Retail Execution

How to Have Fact-Based Compliance Conversations With Store Managers

Once products leave the manufacturer and make their way out into the world, it becomes a lot more difficult for brands to keep track of exactly how those products are being handled.

No matter how many planograms you create, or ground-breaking display ideas you have, your products can’t succeed without compliance from retailers at the store level.

What is Retail Compliance?

Compliance from stores looks like displaying, advertising for, and selling a brand’s products according to the set guidelines you have provided retailers. This ensures that your products, and your brand, are being accurately represented at the ground level in front of consumers.

Usually this is done by providing retailers with a planogram—a diagram showing the exact details of how products should be placed on shelves or displays at retailers in order to increase customer purchases.

Why Is Retail Compliance Important?

Staying true to a thorough and accurate planogram can increase a brand’s revenue, decrease OOS instances, and improve brand image.

Increase Revenue

Having accurate and up-to-date displays ensures that customers are getting the most seamless and positive experience possible when at the shelf. This can increase consumer perceptions of your brand, positioning you as organized and reliable in the public eye.

Decrease OOS

One of the biggest deterrents in the customer path-to-purchase is out-of-stock or unavailable products (for obvious reasons).

A planogram provides concrete visual representation of exactly what your products should look like on the shelves. With proper compliance, things like regular shelf stocking and correctly set up displays will follow regulations that reduce empty shelves and ensure day-to-day maintenance of your products.

This should automatically improve your sales and customer shopping experience by simply making your products available to those who want to purchase them.

Improve Brand Image

Customers want to be able to count on their favorite brands to provide consistently available and excellent products—something good merchandising compliance can help achieve.

A properly executed planogram can:

  • Create seamless customer browsing experiences
  • Ensure displays are placed in high-traffic areas to increase impulse purchases
  • Place easy-to-identify products on the shelves exactly where they should go

All of which point to a brand that shoppers can trust.

What Are the Challenges With Staying in Compliance?
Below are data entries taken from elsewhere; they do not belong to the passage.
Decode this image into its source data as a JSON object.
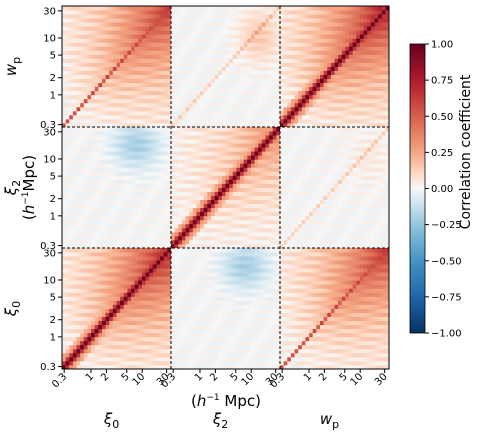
{
  "chart_data": {
    "type": "heatmap",
    "title": "",
    "blocks": [
      {
        "name": "ξ0",
        "label_base": "ξ",
        "label_sub": "0"
      },
      {
        "name": "ξ2",
        "label_base": "ξ",
        "label_sub": "2"
      },
      {
        "name": "wp",
        "label_base": "w",
        "label_sub": "p"
      }
    ],
    "shared_xlabel": {
      "prefix": "(",
      "h": "h",
      "exp": "−1",
      "unit": " Mpc)"
    },
    "xi2_ylabel_units": {
      "prefix": "(",
      "h": "h",
      "exp": "−1",
      "unit": "Mpc)"
    },
    "bins_per_block": 30,
    "bin_range": [
      0.3,
      30
    ],
    "scale": "log",
    "y_tick_labels": [
      "0.3",
      "1",
      "2",
      "5",
      "10",
      "30"
    ],
    "x_tick_labels": [
      "0.3",
      "1",
      "2",
      "5",
      "10",
      "30"
    ],
    "colorbar": {
      "label": "Correlation coefficient",
      "range": [
        -1.0,
        1.0
      ],
      "ticks": [
        "1.00",
        "0.75",
        "0.50",
        "0.25",
        "0.00",
        "−0.25",
        "−0.50",
        "−0.75",
        "−1.00"
      ],
      "colormap": "RdBu_r"
    },
    "divider_style": "dashed",
    "diagonal_value": 1.0,
    "block_correlations": [
      {
        "row": "wp",
        "col": "ξ0",
        "peak": 0.65
      },
      {
        "row": "wp",
        "col": "ξ2",
        "peak": 0.15
      },
      {
        "row": "wp",
        "col": "wp",
        "peak": 0.8
      },
      {
        "row": "ξ2",
        "col": "ξ0",
        "peak": -0.2
      },
      {
        "row": "ξ2",
        "col": "ξ2",
        "peak": 0.35
      },
      {
        "row": "ξ2",
        "col": "wp",
        "peak": 0.05
      },
      {
        "row": "ξ0",
        "col": "ξ0",
        "peak": 0.75
      },
      {
        "row": "ξ0",
        "col": "ξ2",
        "peak": -0.2
      },
      {
        "row": "ξ0",
        "col": "wp",
        "peak": 0.65
      }
    ]
  }
}
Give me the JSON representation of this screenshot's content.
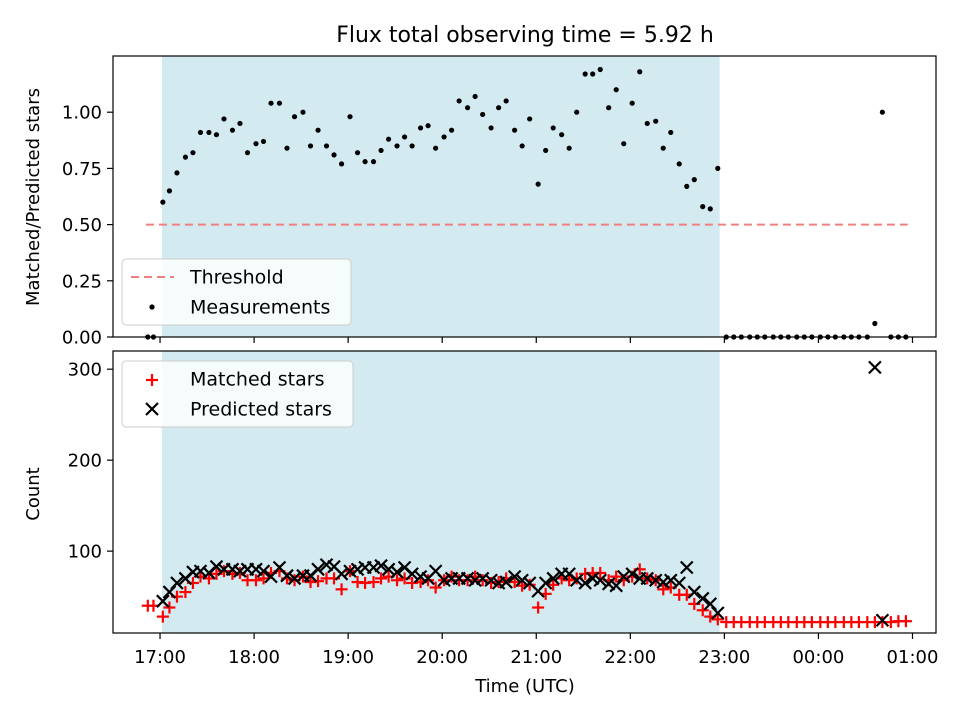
{
  "chart_data": [
    {
      "type": "scatter",
      "title": "Flux total observing time = 5.92 h",
      "xlabel": "",
      "ylabel": "Matched/Predicted stars",
      "xlim": [
        16.5,
        25.25
      ],
      "ylim": [
        0.0,
        1.25
      ],
      "yticks": [
        0.0,
        0.25,
        0.5,
        0.75,
        1.0
      ],
      "ytick_labels": [
        "0.00",
        "0.25",
        "0.50",
        "0.75",
        "1.00"
      ],
      "shaded_span": [
        17.02,
        22.95
      ],
      "shaded_color": "#d3eaf1",
      "legend": {
        "location": "lower-left",
        "entries": [
          "Threshold",
          "Measurements"
        ]
      },
      "threshold": {
        "name": "Threshold",
        "y": 0.5,
        "x_range": [
          16.85,
          24.95
        ],
        "color": "#f08080",
        "style": "dashed"
      },
      "series": [
        {
          "name": "Measurements",
          "color": "#000000",
          "marker": "dot",
          "x": [
            16.87,
            16.93,
            17.03,
            17.1,
            17.18,
            17.27,
            17.35,
            17.43,
            17.52,
            17.6,
            17.68,
            17.77,
            17.85,
            17.93,
            18.02,
            18.1,
            18.18,
            18.27,
            18.35,
            18.43,
            18.52,
            18.6,
            18.68,
            18.77,
            18.85,
            18.93,
            19.02,
            19.1,
            19.18,
            19.27,
            19.35,
            19.43,
            19.52,
            19.6,
            19.68,
            19.77,
            19.85,
            19.93,
            20.02,
            20.1,
            20.18,
            20.27,
            20.35,
            20.43,
            20.52,
            20.6,
            20.68,
            20.77,
            20.85,
            20.93,
            21.02,
            21.1,
            21.18,
            21.27,
            21.35,
            21.43,
            21.52,
            21.6,
            21.68,
            21.77,
            21.85,
            21.93,
            22.02,
            22.1,
            22.18,
            22.27,
            22.35,
            22.43,
            22.52,
            22.6,
            22.68,
            22.77,
            22.85,
            22.93,
            23.02,
            23.1,
            23.18,
            23.27,
            23.35,
            23.43,
            23.52,
            23.6,
            23.68,
            23.77,
            23.85,
            23.93,
            24.02,
            24.1,
            24.18,
            24.27,
            24.35,
            24.43,
            24.52,
            24.6,
            24.68,
            24.77,
            24.85,
            24.93
          ],
          "y": [
            0.0,
            0.0,
            0.6,
            0.65,
            0.73,
            0.8,
            0.82,
            0.91,
            0.91,
            0.9,
            0.97,
            0.92,
            0.95,
            0.82,
            0.86,
            0.87,
            1.04,
            1.04,
            0.84,
            0.98,
            1.0,
            0.85,
            0.92,
            0.85,
            0.81,
            0.77,
            0.98,
            0.82,
            0.78,
            0.78,
            0.83,
            0.88,
            0.85,
            0.89,
            0.85,
            0.93,
            0.94,
            0.84,
            0.89,
            0.92,
            1.05,
            1.02,
            1.07,
            0.99,
            0.93,
            1.02,
            1.05,
            0.92,
            0.85,
            0.97,
            0.68,
            0.83,
            0.93,
            0.9,
            0.84,
            1.0,
            1.17,
            1.17,
            1.19,
            1.02,
            1.1,
            0.86,
            1.04,
            1.18,
            0.95,
            0.96,
            0.84,
            0.91,
            0.77,
            0.67,
            0.7,
            0.58,
            0.57,
            0.75,
            0.0,
            0.0,
            0.0,
            0.0,
            0.0,
            0.0,
            0.0,
            0.0,
            0.0,
            0.0,
            0.0,
            0.0,
            0.0,
            0.0,
            0.0,
            0.0,
            0.0,
            0.0,
            0.0,
            0.06,
            1.0,
            0.0,
            0.0,
            0.0
          ]
        }
      ]
    },
    {
      "type": "scatter",
      "title": "",
      "xlabel": "Time (UTC)",
      "ylabel": "Count",
      "xlim": [
        16.5,
        25.25
      ],
      "ylim": [
        10,
        320
      ],
      "yticks": [
        100,
        200,
        300
      ],
      "ytick_labels": [
        "100",
        "200",
        "300"
      ],
      "xticks": [
        17,
        18,
        19,
        20,
        21,
        22,
        23,
        24,
        25
      ],
      "xtick_labels": [
        "17:00",
        "18:00",
        "19:00",
        "20:00",
        "21:00",
        "22:00",
        "23:00",
        "00:00",
        "01:00"
      ],
      "shaded_span": [
        17.02,
        22.95
      ],
      "shaded_color": "#d3eaf1",
      "legend": {
        "location": "upper-left",
        "entries": [
          "Matched stars",
          "Predicted stars"
        ]
      },
      "series": [
        {
          "name": "Matched stars",
          "color": "#ff0000",
          "marker": "plus",
          "x": [
            16.87,
            16.93,
            17.03,
            17.1,
            17.18,
            17.27,
            17.35,
            17.43,
            17.52,
            17.6,
            17.68,
            17.77,
            17.85,
            17.93,
            18.02,
            18.1,
            18.18,
            18.27,
            18.35,
            18.43,
            18.52,
            18.6,
            18.68,
            18.77,
            18.85,
            18.93,
            19.02,
            19.1,
            19.18,
            19.27,
            19.35,
            19.43,
            19.52,
            19.6,
            19.68,
            19.77,
            19.85,
            19.93,
            20.02,
            20.1,
            20.18,
            20.27,
            20.35,
            20.43,
            20.52,
            20.6,
            20.68,
            20.77,
            20.85,
            20.93,
            21.02,
            21.1,
            21.18,
            21.27,
            21.35,
            21.43,
            21.52,
            21.6,
            21.68,
            21.77,
            21.85,
            21.93,
            22.02,
            22.1,
            22.18,
            22.27,
            22.35,
            22.43,
            22.52,
            22.6,
            22.68,
            22.77,
            22.85,
            22.93,
            23.02,
            23.1,
            23.18,
            23.27,
            23.35,
            23.43,
            23.52,
            23.6,
            23.68,
            23.77,
            23.85,
            23.93,
            24.02,
            24.1,
            24.18,
            24.27,
            24.35,
            24.43,
            24.52,
            24.6,
            24.68,
            24.77,
            24.85,
            24.93
          ],
          "y": [
            40,
            40,
            28,
            38,
            50,
            55,
            65,
            72,
            70,
            75,
            78,
            75,
            76,
            68,
            68,
            70,
            76,
            78,
            70,
            68,
            72,
            66,
            67,
            70,
            70,
            58,
            78,
            66,
            65,
            66,
            70,
            72,
            68,
            70,
            65,
            66,
            68,
            60,
            68,
            72,
            68,
            68,
            72,
            68,
            65,
            66,
            70,
            66,
            62,
            63,
            38,
            53,
            63,
            70,
            68,
            70,
            75,
            76,
            76,
            68,
            72,
            68,
            72,
            80,
            70,
            68,
            58,
            60,
            52,
            52,
            42,
            35,
            28,
            25,
            22,
            22,
            22,
            22,
            22,
            22,
            22,
            22,
            22,
            22,
            22,
            22,
            22,
            22,
            22,
            22,
            22,
            22,
            22,
            22,
            22,
            22,
            23,
            23
          ]
        },
        {
          "name": "Predicted stars",
          "color": "#000000",
          "marker": "x",
          "x": [
            17.03,
            17.1,
            17.18,
            17.27,
            17.35,
            17.43,
            17.52,
            17.6,
            17.68,
            17.77,
            17.85,
            17.93,
            18.02,
            18.1,
            18.18,
            18.27,
            18.35,
            18.43,
            18.52,
            18.6,
            18.68,
            18.77,
            18.85,
            18.93,
            19.02,
            19.1,
            19.18,
            19.27,
            19.35,
            19.43,
            19.52,
            19.6,
            19.68,
            19.77,
            19.85,
            19.93,
            20.02,
            20.1,
            20.18,
            20.27,
            20.35,
            20.43,
            20.52,
            20.6,
            20.68,
            20.77,
            20.85,
            20.93,
            21.02,
            21.1,
            21.18,
            21.27,
            21.35,
            21.43,
            21.52,
            21.6,
            21.68,
            21.77,
            21.85,
            21.93,
            22.02,
            22.1,
            22.18,
            22.27,
            22.35,
            22.43,
            22.52,
            22.6,
            22.68,
            22.77,
            22.85,
            22.93,
            24.6,
            24.68
          ],
          "y": [
            45,
            55,
            65,
            70,
            77,
            78,
            76,
            83,
            80,
            80,
            78,
            80,
            80,
            78,
            72,
            82,
            73,
            70,
            73,
            73,
            80,
            85,
            83,
            75,
            78,
            80,
            82,
            82,
            84,
            80,
            77,
            82,
            75,
            72,
            70,
            78,
            68,
            70,
            70,
            70,
            68,
            70,
            68,
            65,
            66,
            72,
            68,
            65,
            56,
            65,
            70,
            75,
            75,
            68,
            65,
            70,
            68,
            64,
            62,
            72,
            75,
            70,
            70,
            68,
            66,
            68,
            65,
            82,
            55,
            48,
            42,
            32,
            302,
            24
          ]
        }
      ]
    }
  ]
}
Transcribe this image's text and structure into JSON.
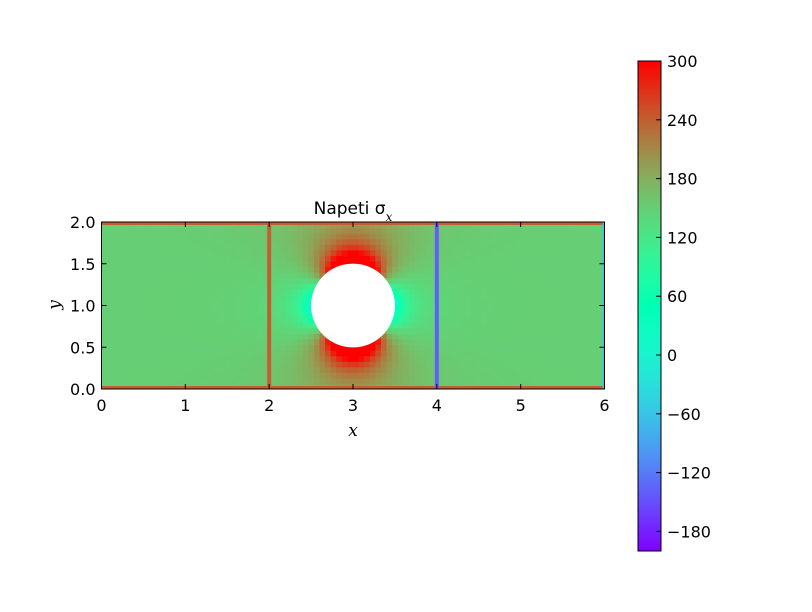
{
  "chart_data": {
    "type": "heatmap",
    "title": "Napeti σ",
    "title_sub": "x",
    "xlabel": "x",
    "ylabel": "y",
    "xlim": [
      0,
      6
    ],
    "ylim": [
      0,
      2
    ],
    "x_ticks": [
      "0",
      "1",
      "2",
      "3",
      "4",
      "5",
      "6"
    ],
    "y_ticks": [
      "0.0",
      "0.5",
      "1.0",
      "1.5",
      "2.0"
    ],
    "hole": {
      "cx": 3.0,
      "cy": 1.0,
      "r": 0.5
    },
    "colorbar": {
      "min": -200,
      "max": 300,
      "ticks": [
        "300",
        "240",
        "180",
        "120",
        "60",
        "0",
        "−60",
        "−120",
        "−180"
      ],
      "tick_values": [
        300,
        240,
        180,
        120,
        60,
        0,
        -60,
        -120,
        -180
      ]
    },
    "field": {
      "far_field_stress": 150,
      "max_stress_top_bottom_of_hole": 300,
      "min_stress_sides_of_hole": 0
    },
    "artifact_lines": [
      {
        "x": 2.0,
        "stress": 240
      },
      {
        "x": 4.0,
        "stress": -140
      },
      {
        "x": 6.0,
        "stress": -60
      }
    ],
    "colormap": "rainbow"
  }
}
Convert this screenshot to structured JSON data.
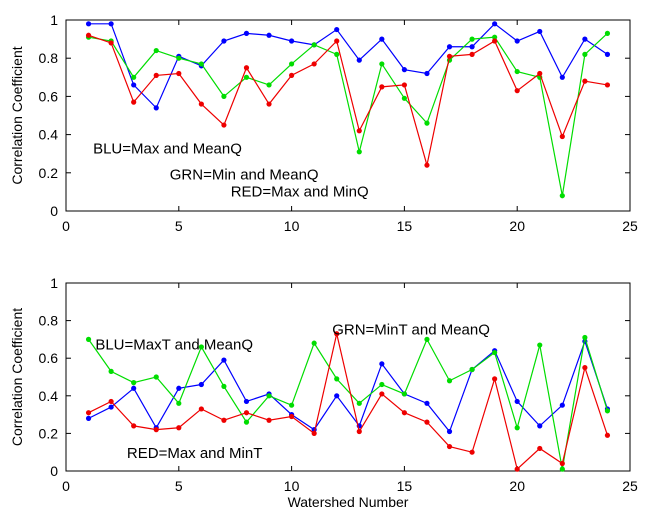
{
  "chart_data": [
    {
      "type": "line",
      "ylabel": "Correlation Coefficient",
      "xlabel": "",
      "xlim": [
        0,
        25
      ],
      "ylim": [
        0,
        1
      ],
      "xticks": [
        0,
        5,
        10,
        15,
        20,
        25
      ],
      "yticks": [
        0,
        0.2,
        0.4,
        0.6,
        0.8,
        1
      ],
      "xticklabels": [
        "0",
        "5",
        "10",
        "15",
        "20",
        "25"
      ],
      "yticklabels": [
        "0",
        "0.2",
        "0.4",
        "0.6",
        "0.8",
        "1"
      ],
      "grid": false,
      "x": [
        1,
        2,
        3,
        4,
        5,
        6,
        7,
        8,
        9,
        10,
        11,
        12,
        13,
        14,
        15,
        16,
        17,
        18,
        19,
        20,
        21,
        22,
        23,
        24
      ],
      "series": [
        {
          "color": "#0000ff",
          "values": [
            0.98,
            0.98,
            0.66,
            0.54,
            0.81,
            0.76,
            0.89,
            0.93,
            0.92,
            0.89,
            0.87,
            0.95,
            0.79,
            0.9,
            0.74,
            0.72,
            0.86,
            0.86,
            0.98,
            0.89,
            0.94,
            0.7,
            0.9,
            0.82
          ]
        },
        {
          "color": "#00dd00",
          "values": [
            0.91,
            0.89,
            0.7,
            0.84,
            0.8,
            0.77,
            0.6,
            0.7,
            0.66,
            0.77,
            0.87,
            0.82,
            0.31,
            0.77,
            0.59,
            0.46,
            0.79,
            0.9,
            0.91,
            0.73,
            0.7,
            0.08,
            0.82,
            0.93
          ]
        },
        {
          "color": "#ee0000",
          "values": [
            0.92,
            0.88,
            0.57,
            0.71,
            0.72,
            0.56,
            0.45,
            0.75,
            0.56,
            0.71,
            0.77,
            0.89,
            0.42,
            0.65,
            0.66,
            0.24,
            0.81,
            0.82,
            0.89,
            0.63,
            0.72,
            0.39,
            0.68,
            0.66
          ]
        }
      ],
      "annotations": [
        {
          "text": "BLU=Max and MeanQ",
          "x": 1.2,
          "y": 0.3
        },
        {
          "text": "GRN=Min and MeanQ",
          "x": 4.6,
          "y": 0.165
        },
        {
          "text": "RED=Max and MinQ",
          "x": 7.3,
          "y": 0.075
        }
      ]
    },
    {
      "type": "line",
      "ylabel": "Correlation Coefficient",
      "xlabel": "Watershed Number",
      "xlim": [
        0,
        25
      ],
      "ylim": [
        0,
        1
      ],
      "xticks": [
        0,
        5,
        10,
        15,
        20,
        25
      ],
      "yticks": [
        0,
        0.2,
        0.4,
        0.6,
        0.8,
        1
      ],
      "xticklabels": [
        "0",
        "5",
        "10",
        "15",
        "20",
        "25"
      ],
      "yticklabels": [
        "0",
        "0.2",
        "0.4",
        "0.6",
        "0.8",
        "1"
      ],
      "grid": false,
      "x": [
        1,
        2,
        3,
        4,
        5,
        6,
        7,
        8,
        9,
        10,
        11,
        12,
        13,
        14,
        15,
        16,
        17,
        18,
        19,
        20,
        21,
        22,
        23,
        24
      ],
      "series": [
        {
          "color": "#0000ff",
          "values": [
            0.28,
            0.34,
            0.44,
            0.23,
            0.44,
            0.46,
            0.59,
            0.37,
            0.41,
            0.3,
            0.22,
            0.4,
            0.24,
            0.57,
            0.41,
            0.36,
            0.21,
            0.54,
            0.64,
            0.37,
            0.24,
            0.35,
            0.69,
            0.33
          ]
        },
        {
          "color": "#00dd00",
          "values": [
            0.7,
            0.53,
            0.47,
            0.5,
            0.36,
            0.66,
            0.45,
            0.26,
            0.4,
            0.35,
            0.68,
            0.49,
            0.36,
            0.46,
            0.41,
            0.7,
            0.48,
            0.54,
            0.63,
            0.23,
            0.67,
            0.01,
            0.71,
            0.32
          ]
        },
        {
          "color": "#ee0000",
          "values": [
            0.31,
            0.37,
            0.24,
            0.22,
            0.23,
            0.33,
            0.27,
            0.31,
            0.27,
            0.29,
            0.2,
            0.73,
            0.21,
            0.41,
            0.31,
            0.26,
            0.13,
            0.1,
            0.49,
            0.01,
            0.12,
            0.04,
            0.55,
            0.19
          ]
        }
      ],
      "annotations": [
        {
          "text": "BLU=MaxT and MeanQ",
          "x": 1.3,
          "y": 0.645
        },
        {
          "text": "GRN=MinT and MeanQ",
          "x": 11.8,
          "y": 0.725
        },
        {
          "text": "RED=Max and MinT",
          "x": 2.7,
          "y": 0.07
        }
      ]
    }
  ]
}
There are several reasons a brand may suffer from a lack of planogram compliance. One can assume that retailers would prefer to carry out a brand’s plans correctly and help products perform to the best of their ability, so why do things sometimes slip through the cracks?

Changing Plans Too Often

Planograms are meant to be flexible and should change as you gather new data that may point to a more advantageous plan of action. However, if you are changing your plans too often or at random intervals, retailers may not be able to stay up-to-date with your products’ most accurate information.

This can lead to misunderstandings that may be causing unnecessary friction with retailers and costing your brand profits.

If you find that your plans are changing often and in significant ways, try putting an update schedule into place so retailers know when to expect a change in guidelines. This way, everyone can stay on the same page and your products can be displayed and advertised accurately.

Inexperienced or Uninformed Staff

One key piece of information that brands often overlook when creating their planograms is who will actually be carrying them out in-store.

There’s a high possibility that the people tasked with stocking shelves or setting up displays are inexperienced or unaware of the importance of adhering to the shelf and display plans.

Often, operation at the store level is so chaotic and the employee turnover is so high that it can be difficult maintaining organization.

A way to combat this is by regularly having field teams check in and audit locations to ensure things are running smoothly. An unattended shelf can never be a healthy one.

Planograms and store plans don’t end with just ideas; brands need to set their sights on what’s happening in-store.

How to Have Productive Conversations With Managers About Compliance

To combat these challenges, you need to have regular informed and data-driven conversations with the management in charge of following your planograms and ensuring compliance.

With tools like Wiser’s Retail Intelligence, you can monitor exactly what’s happening with your products in stores. This kind of software can provide you with OOS data, shelf photos, customer insights, and much more.

With this information, you can approach store managers with data specific to their location and pinpoint exactly which areas are in need of improvement and what areas may be in non-compliance. This type of information allows for straightforward and productive conversation without any guesswork so that you can make smart, actionable plans for your products.

Planograms and store plans don’t end with just ideas; brands need to set their sights on what’s happening in-store. Merchandising compliance is the cornerstone of having successful products and healthy shelves. Are you staying informed?